Title: A MFoM Learning Approach to Robust Multiclass Multi-Label Text Categorization
Speaker: Dr.Gao Sheng
From: Institute of Infocomm Research (I2R), Singapore
Time: 2:30 pm, Jul.2, 2007
Place: Room 218, Dezhao Building
About the speaker:
Dr. Gao Sheng got his Ph.D from Institute of Automation in April, 2001. His thesis is on large vocabulary continuous speech recognition, mainly acoustic modeling, search, and real-time system implementation. He is now a Senior Research Fellow in Institute of Infocomm Research (I2R), Singapore. His current research interests are on multimedia information retrieval, machine learning and graphic model.
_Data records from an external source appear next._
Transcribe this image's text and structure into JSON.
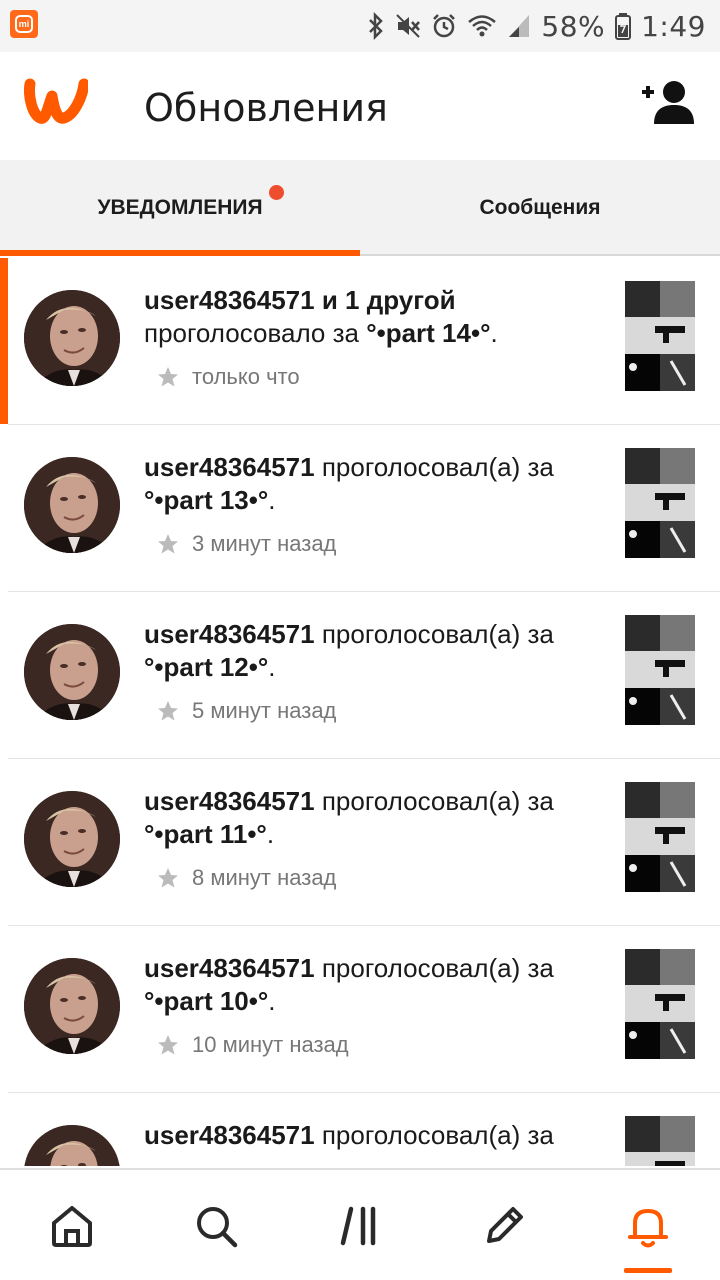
{
  "status_bar": {
    "battery": "58%",
    "time": "1:49"
  },
  "app_bar": {
    "title": "Обновления"
  },
  "tabs": [
    {
      "label": "УВЕДОМЛЕНИЯ",
      "active": true,
      "has_badge": true
    },
    {
      "label": "Сообщения",
      "active": false
    }
  ],
  "notifications": [
    {
      "user": "user48364571 и 1 другой",
      "action": "проголосовало за",
      "part": "°•part 14•°",
      "suffix": ".",
      "time": "только что"
    },
    {
      "user": "user48364571",
      "action": "проголосовал(а) за",
      "part": "°•part 13•°",
      "suffix": ".",
      "time": "3 минут назад"
    },
    {
      "user": "user48364571",
      "action": "проголосовал(а) за",
      "part": "°•part 12•°",
      "suffix": ".",
      "time": "5 минут назад"
    },
    {
      "user": "user48364571",
      "action": "проголосовал(а) за",
      "part": "°•part 11•°",
      "suffix": ".",
      "time": "8 минут назад"
    },
    {
      "user": "user48364571",
      "action": "проголосовал(а) за",
      "part": "°•part 10•°",
      "suffix": ".",
      "time": "10 минут назад"
    },
    {
      "user": "user48364571",
      "action": "проголосовал(а) за",
      "part": "",
      "suffix": "",
      "time": ""
    }
  ],
  "bottom_nav": [
    {
      "icon": "home-icon",
      "active": false
    },
    {
      "icon": "search-icon",
      "active": false
    },
    {
      "icon": "library-icon",
      "active": false
    },
    {
      "icon": "write-icon",
      "active": false
    },
    {
      "icon": "notifications-icon",
      "active": true
    }
  ],
  "colors": {
    "accent": "#ff5a00",
    "badge": "#ee4d2e"
  }
}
Before joining I2R, he is a Research Fellow in National University of Singapore from Jan 2002 to Dec. 2002, and is an Invited Researcher at ATR, Japan. He has published more than 30 papers in relevant international conferences and journals such as ICASSP, ICSLP, ICIP, ACM SIGIR, ICML, ACM Trans. on Information System, IEEE Trans. on Multimedia, etc.
Abstract:
In the talk, we introduce a multiclass (MC) classification approach to text categorization (TC). To fully take advantage of both positive and negative training examples, a maximal figure-of-merit (MFoM) learning algorithm is introduced to train high performance MC classifiers. In contrast to conventional binary classification, the proposed MC scheme assigns a uniform score function to each category for each given test sample, and thus the classical Bayes decision rules can now be applied. Since all the MC MFoM classifiers are simultaneously trained, we expect them to be more robust and work better than the binary MFoM classifiers, which are trained separately and known to give very top TC performance. Experimental results on the Reuters-21578 TC task indicate that the MC MFoM classifiers achieve a micro-averaging F1 value of 0.377, which is significantly better than 0.138, obtained with the binary MFoM classifiers, for the categories with less than 4 training samples. Furthermore, for all 90 categories, most with large training sizes, the MC MFoM classifiers give a micro-averaging F1 value of 0.888, better than 0.884, obtained with the binary MFoM classifiers.